Eruption on sun triggers radio blackouts; light show possible

WASHINGTON - A strong solar flare early Wednesday morning caused some radio blackouts on parts of the Earth facing the sun and more are possible as the active solar region rotates toward the center of the sun, NASA announced.

The space agency said on its science web site that the Solar and Heliographic Observatory (SOHO) satellite recorded a massive solar flare, called an X-class flare, about 6:37 a.m. EDT Wednesday.

Streams of electromagnetic energy erupting from the flare disrupted some radio communications, the announcement said.

SOHO, a joint project of NASA and the European Space Agency, also detected two coronal mass ejections, huge clouds of electrified gas, erupting from the sun on Monday and Tuesday.

The National Oceanographic and Atmospheric Administration, which predicts the effects of solar eruptions, said there was a 40 percent chance that the mass ejection would trigger a disruption of the Earth's magnetic field by Friday.
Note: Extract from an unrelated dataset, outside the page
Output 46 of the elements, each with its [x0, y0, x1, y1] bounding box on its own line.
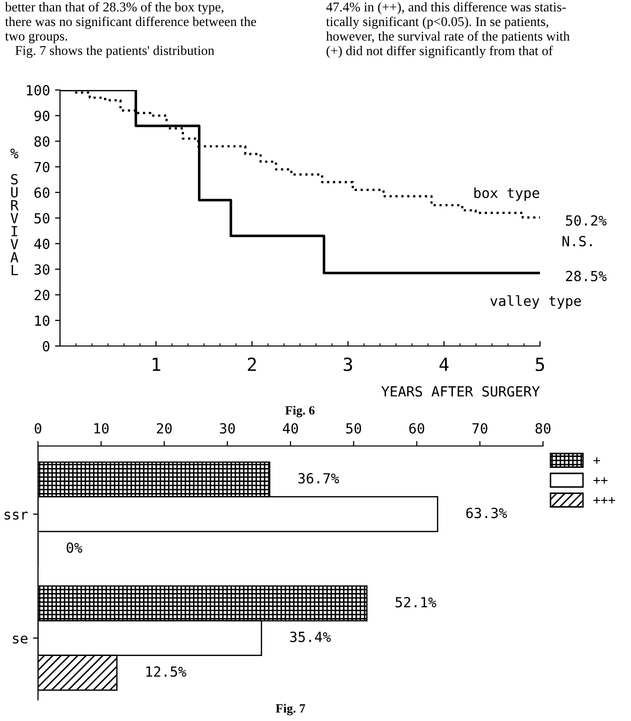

This could create aurora lights reaching into the mid-lattitudes, which would include the southern U.S. Aurora lights are common in the far northern and southern latitudes.

The coronal mass ejection sent a bubble of plasma, or electrified gas, toward the Earth at more than 2 million miles an hour. The first shock wave of the fast-moving mass was expected to smash into the Earth's magnetosphere, the magnetic field that surrounds the planet, on Thursday. Material from a second, more powerful ejection is expected on Friday.
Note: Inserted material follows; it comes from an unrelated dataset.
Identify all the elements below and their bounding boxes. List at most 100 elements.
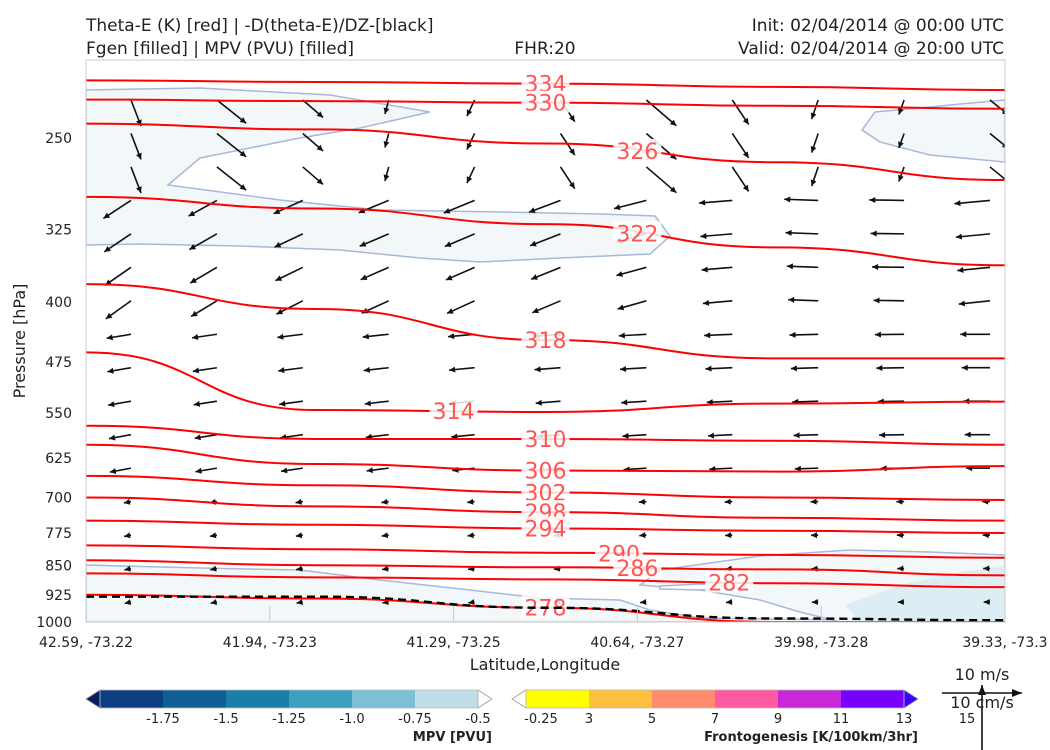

The aurora, or northern and southern lights, are a shimmering glow in the sky caused when energetic particles from the sun strike atoms of gas in the upper atmosphere of the Earth. The Earth's magnetic field protects the planet from these solar particles, but the field dips low over the poles. For this reason, the aurora is most commonly seen at high northern and southern latitudes. Unusually powerful solar bursts can produce the blue and green lights in the night sky closer to the equator.

Experts say that the aurora is best viewed around midnight, local time.

The corona mass ejection poses no health risk to people on the ground, but such solar bursts have been known to damage spacecraft and to disrupt electrical power grids. Most utility systems and satellites now are designed to resist such effects, however.

The sun is currently at the peak of its 11-year cycle of intense activity.